A agenda de Macri no poder retomou políticas semelhantes às ditaduras, ou às eleições semi-farsescas dos anos 1960 na Argentina, só que ali pelo voto. Havia um grau de civilidade política nos modos que Macri, um ultraconservador com maneirismos de aristocrata italiano, tinha de manter no contexto do seu partido hiperburguês, povoado com sobrenomes das elites argentinas.

Macri foi, no entanto, derrotado nas urnas em 2019, depois de quatro anos de oposição cruenta; mas com uma nova recomposição na qual o bloco centrista do peronismo apresentou o candidato Alberto Fernández, dessa vez com Cristina de vice – ex-chefe de gabinete de seu marido e um político próximo à centro-direita neoliberal, Fernández foi reinventado, porém, como um perfeito progressista latino-americano.

A pandemia, os erros e bizarrices de Fernández o tornaram um melancólico presidente de um mandato só, mas num cenário em que o macrismo não se reapresentou na alternância de poder. Ali, a figura neurótica, descontrolada e mal-educada de Javier Milei aparece, com seu peculiar anarcocapitalismo, a antipolítica e a defesa radical do privatismo que toma para si a indignação das massas.

Longe de simplificações, Milei não é apenas o “Trump argentino”, mas uma dissimulada mistura de showman com administrador de massa falida, cuja performance hipnotiza seus compatriotas enquanto lança mão de uma política radical de defesa dos credores argentinos – tudo enquanto mantém a máquina viva, costurando com democratas e republicanos americanos, que intermediam empréstimos incalculáveis do Fundo Monetário Internacional (FMI).  

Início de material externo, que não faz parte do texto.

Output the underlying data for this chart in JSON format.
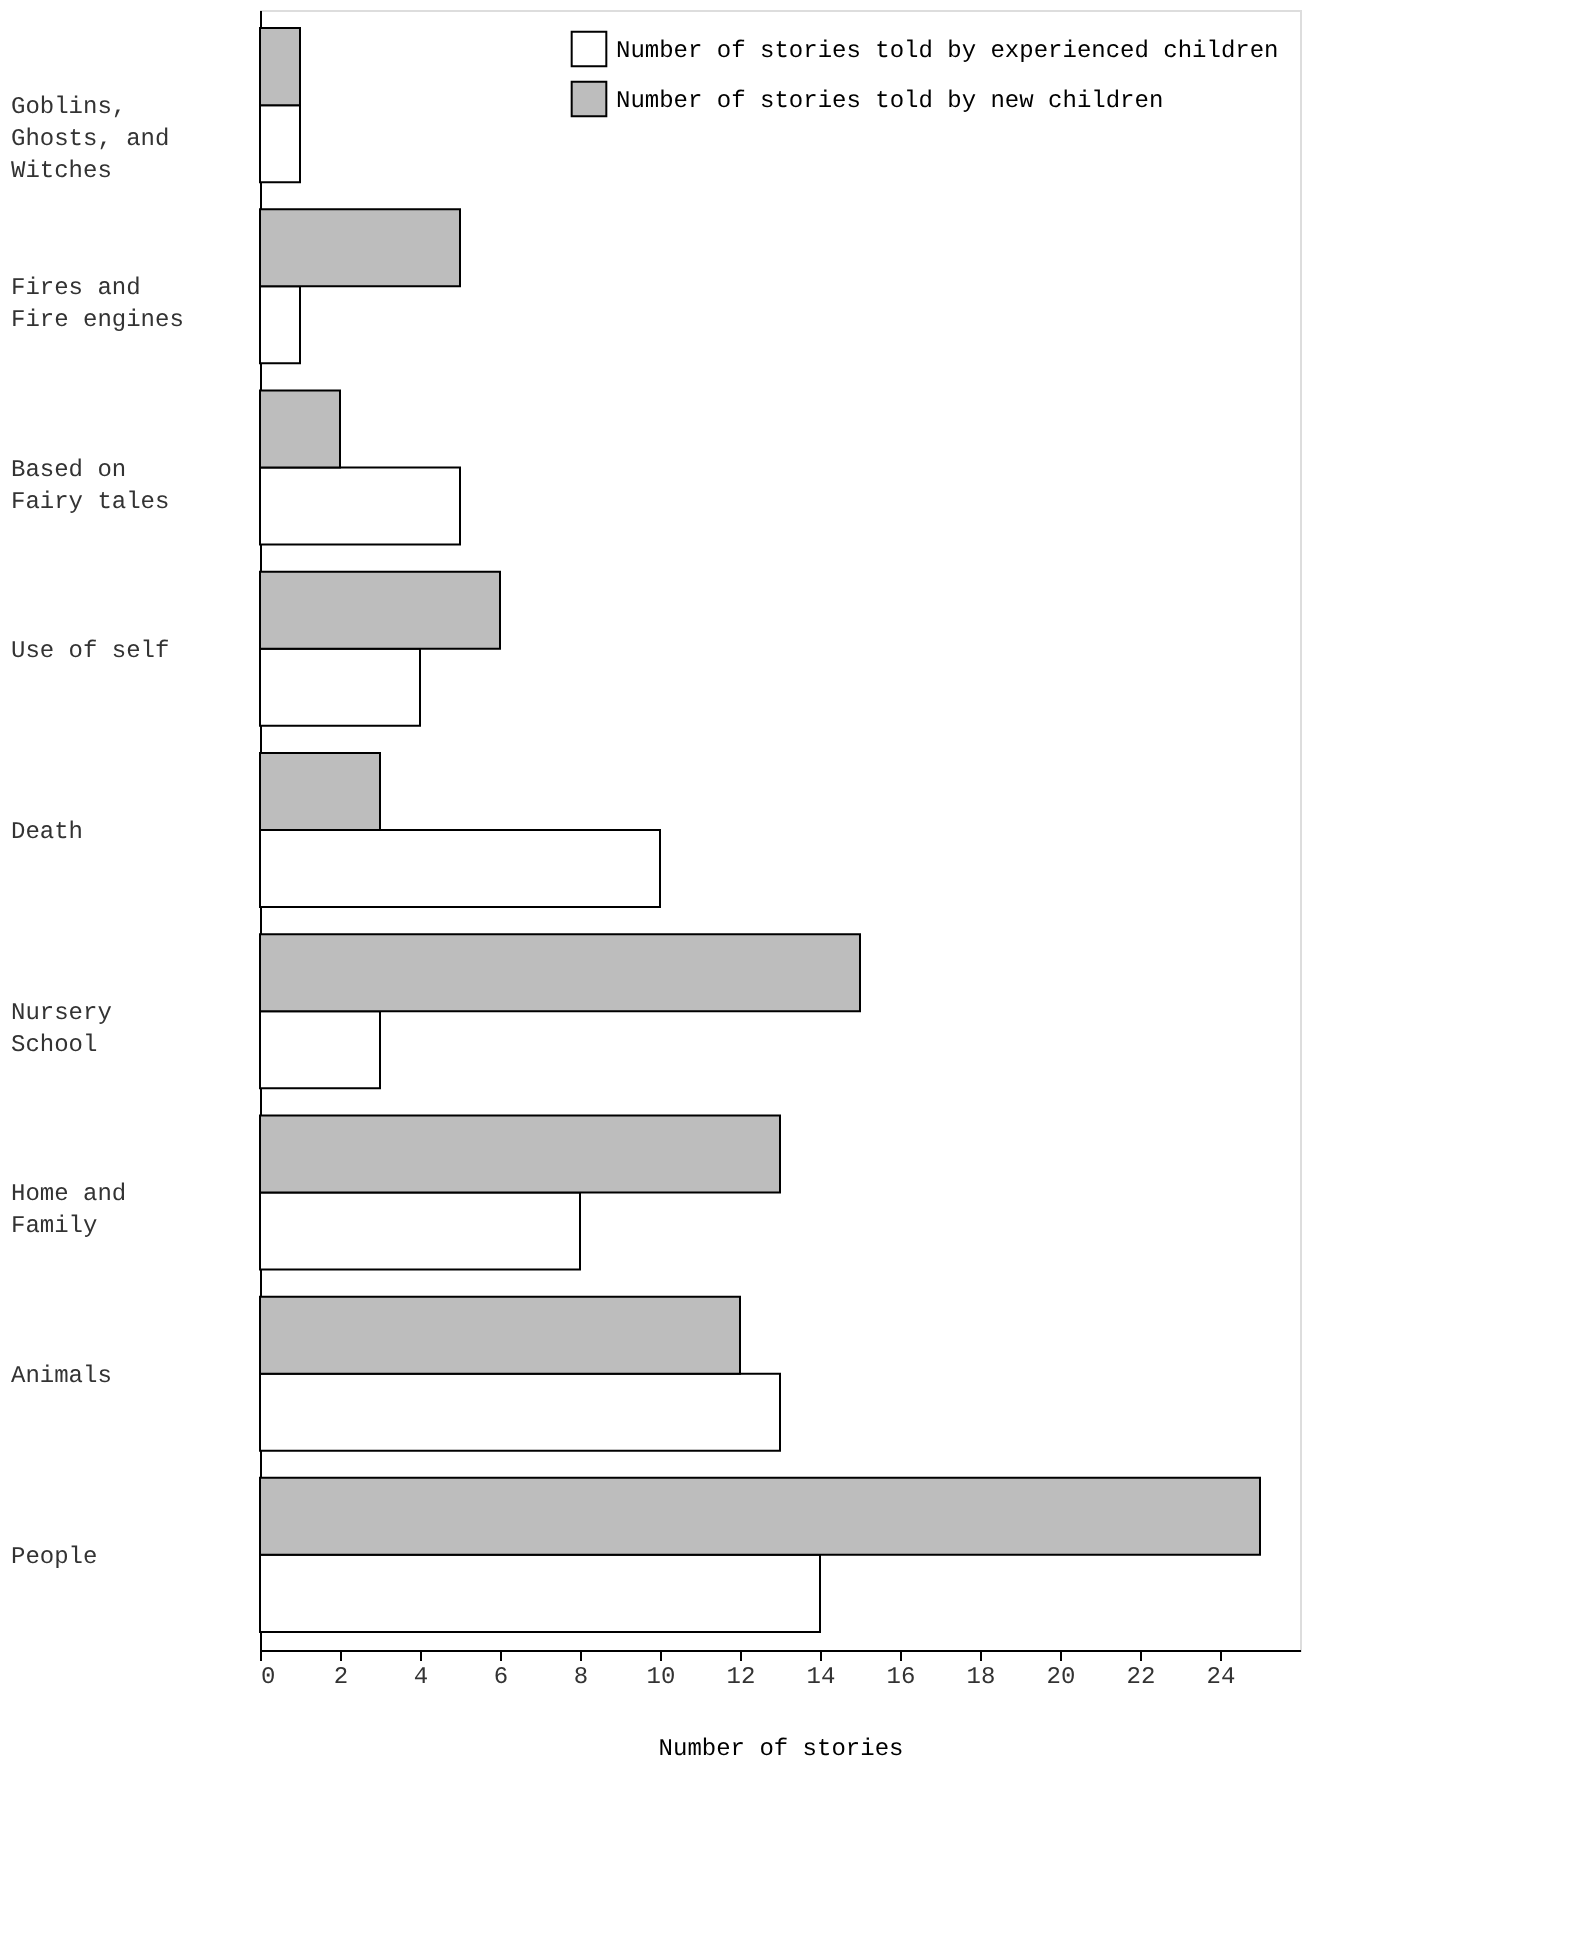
{
  "chart_data": {
    "type": "bar",
    "orientation": "horizontal",
    "xlabel": "Number of stories",
    "categories": [
      "Goblins, Ghosts, and Witches",
      "Fires and Fire engines",
      "Based on Fairy tales",
      "Use of self",
      "Death",
      "Nursery School",
      "Home and Family",
      "Animals",
      "People"
    ],
    "series": [
      {
        "name": "Number of stories told by experienced children",
        "color": "#ffffff",
        "values": [
          1,
          1,
          5,
          4,
          10,
          3,
          8,
          13,
          14
        ]
      },
      {
        "name": "Number of stories told by new children",
        "color": "#bdbdbd",
        "values": [
          1,
          5,
          2,
          6,
          3,
          15,
          13,
          12,
          25
        ]
      }
    ],
    "xlim": [
      0,
      26
    ],
    "xticks": [
      0,
      2,
      4,
      6,
      8,
      10,
      12,
      14,
      16,
      18,
      20,
      22,
      24
    ],
    "grid": false,
    "legend": "top right"
  }
}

<><> Milei e o feitiço de Mamón

No olho do furacão do endividamento, a conta da Argentina simplesmente não fecha. O processo atual de empréstimos do FMI ao país serve para o pagamento de credores, gerando uma dívida com o órgão internacional, coisa que os argentinos conhecem bem: condições impossíveis, exigências de cortes na área social e desinvestimento, o que não tem outro caminho senão o empobrecimento.

Milei, no entanto, se equilibra sob as promessas de enriquecimento individual, ataques ao “sistema” e uma fúria iconoclasta voltada aos marcos da civilização. É um clamor bárbaro, e ao mesmo tempo ocultista, estranho ao iluminismo, mas também a Francisco – e nada mais estranho e contrastante ao tipo de cristianismo praticado e professado pelo papa Francisco, principalmente como pontífice. 

Enquanto isso, o bloco de oposição argentina parece paralisado, exceção feita a Axel Kicillof, o jovem governador de Buenos Aires, das raras figuras a destoar do coro de catatônicos – mas um fato é verdadeiro: o antigo arranjo policlassista, sob a liderança da burguesia nacional, que sustentou o peronismo nos seus giros está, na melhor das hipóteses, em coma e a explicação para isso é básica; a fração nacional da burguesia colapsou.

O próximo Conclave se iniciará em poucos dias para católicos de todo o mundo, enquanto este ano na Argentina haverá eleições legislativas, nas quais um terço do Senado e quase metade da Câmara serão renovados. Ambas as disputas serão duríssimas, mas a universalidade católica terá repercussões no cenário particular da Argentina, cuja eleição de meio de mandato será um interessante teste de forças internacional.

Não foram poucos os crimes cometidos sob o nome de Deus na história, muito embora seja impossível negar que parte do legado de resistência veio da ala progressista da Igreja, com sua perspectiva teológica centrada na libertação dos pobres. Em tempos de adoração internacional a Mamón, um dos Sete Príncipes do Inferno na tradição, cujo sumo-sacerdote na Argentina é Milei, essas duas disputas se entrecruzam.